It was raining in Forth Worth, Texas on November 22, 1963. Despite the drizzle, John F. Kennedy spoke to thousands outside the Texas Hotel without a hat. While many Texans may have felt otherwise, this wasn’t unusual. Groups like the Hat Corporation of America and the United Hatters, Cap and Millinery Workers International Union had been lobbying and plying the presiden with hats for years, but no hat remained his custom.
The city of Fort Worth had their own custom. Every president, and most dignitaries and celebrities, who visited Fort Worth was given a Shady Oak Western hat by the publisher of the Forth Worth Star Telegram. The honoree would then place the hat on their head, the photogs would get their “hey, we’re in Texas!” shot and everyone was mostly happy.

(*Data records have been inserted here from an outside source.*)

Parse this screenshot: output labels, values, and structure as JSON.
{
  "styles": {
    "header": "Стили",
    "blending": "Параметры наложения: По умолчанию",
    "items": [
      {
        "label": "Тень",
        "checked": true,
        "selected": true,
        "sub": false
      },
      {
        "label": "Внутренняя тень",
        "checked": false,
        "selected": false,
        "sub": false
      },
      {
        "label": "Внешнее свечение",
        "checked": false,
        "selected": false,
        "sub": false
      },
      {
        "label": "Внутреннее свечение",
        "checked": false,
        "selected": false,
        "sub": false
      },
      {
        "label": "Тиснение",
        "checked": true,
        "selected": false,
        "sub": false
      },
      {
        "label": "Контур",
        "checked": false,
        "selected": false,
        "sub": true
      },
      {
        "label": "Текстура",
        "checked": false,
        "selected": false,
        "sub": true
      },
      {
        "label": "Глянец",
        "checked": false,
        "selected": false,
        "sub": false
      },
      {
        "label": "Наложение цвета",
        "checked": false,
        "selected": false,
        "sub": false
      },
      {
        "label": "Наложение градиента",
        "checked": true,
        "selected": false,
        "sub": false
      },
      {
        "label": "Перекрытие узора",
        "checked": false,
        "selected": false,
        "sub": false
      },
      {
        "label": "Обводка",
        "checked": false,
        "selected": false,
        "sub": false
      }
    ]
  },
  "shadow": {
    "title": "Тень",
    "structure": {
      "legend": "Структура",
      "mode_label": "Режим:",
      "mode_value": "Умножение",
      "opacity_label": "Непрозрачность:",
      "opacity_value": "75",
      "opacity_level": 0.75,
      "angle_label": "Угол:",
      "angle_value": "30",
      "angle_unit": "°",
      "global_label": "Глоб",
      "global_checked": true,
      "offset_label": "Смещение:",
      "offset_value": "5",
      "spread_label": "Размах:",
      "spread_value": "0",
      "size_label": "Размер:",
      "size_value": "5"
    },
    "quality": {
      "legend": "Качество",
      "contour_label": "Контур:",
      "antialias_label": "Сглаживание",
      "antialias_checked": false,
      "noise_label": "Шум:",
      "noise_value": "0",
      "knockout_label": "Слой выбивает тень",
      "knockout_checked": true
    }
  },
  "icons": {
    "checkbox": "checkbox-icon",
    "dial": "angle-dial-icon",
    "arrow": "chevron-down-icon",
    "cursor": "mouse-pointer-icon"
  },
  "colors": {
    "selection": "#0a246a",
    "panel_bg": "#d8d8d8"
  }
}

Didn’t happen with Kennedy. Watching the History Channel’s excellent JFK: 3 Shots That Changed America I finally saw footage of that uncomfortable moment and, while he was jovial about his–by this time–legendary aversion to headwear, there was no way you were getting him to put that hat on. Seems like a pretty harmless little thing, but Kennedy was resolute. Here’s a screenshot:
The entire reason this was notable to me was because at first I thought the hat Kennedy had received was the famous Stetson Open Road. The Open Road was sort of a transitional hat, a gentlemen’s chapeau with a distinct Western flair from the cattleman’s crease and side dents. For whatever it’s worth, that hat is the definition of my personal aesthetic.
But of course it wasn’t a Stetson, rather it was take on the popular style only more Texan, an eighth of an inch taller and wider. The hat was made and delivered by Tom Peters of Peters Bros. Hats. Less than three hours after receiving the hats, along with some boots, Kennedy was dead. The hat, much to the chagrin of the Peters family, still hasn’t been recovered. Should you be interested, and I very much am, you can now purchase the same Shady Oak hat today.
And, of course, the irony here is that the Open Road style hat would go on to become synonymous with Kennedy’s immediate successor, Lyndon B. Johnson and were ubiquitous in the footage from Dallas that comprised JFK: 3 Shots that Changed America.
I missed this two part series when it was originally showin in October, but I can’t say enough about how beautifully it was done. In a major departure from most historical documentaries, 3 Shots used only original footage. No voice over, no slowly panning over period photographs, just a lonely, black screen with a flip number clock that hauntingly counts the minutes and years leading up to and following the assasination followed by a treasure trove of footage from television and radio broadcasts.
I’ve never been a Kennedy fanatic, but being able to experience it as close to firsthand as I could get was an equally harrowing and fascinating experience. I’m eagerly awaiting the Mad Men series finale where, presumably, this season will end with the assassination. We’re only two episodes away and just hit Halloween so it seems like the natural, and expected, breaking point.
Maybe Connie Hilton’s Open Road will make another appearance.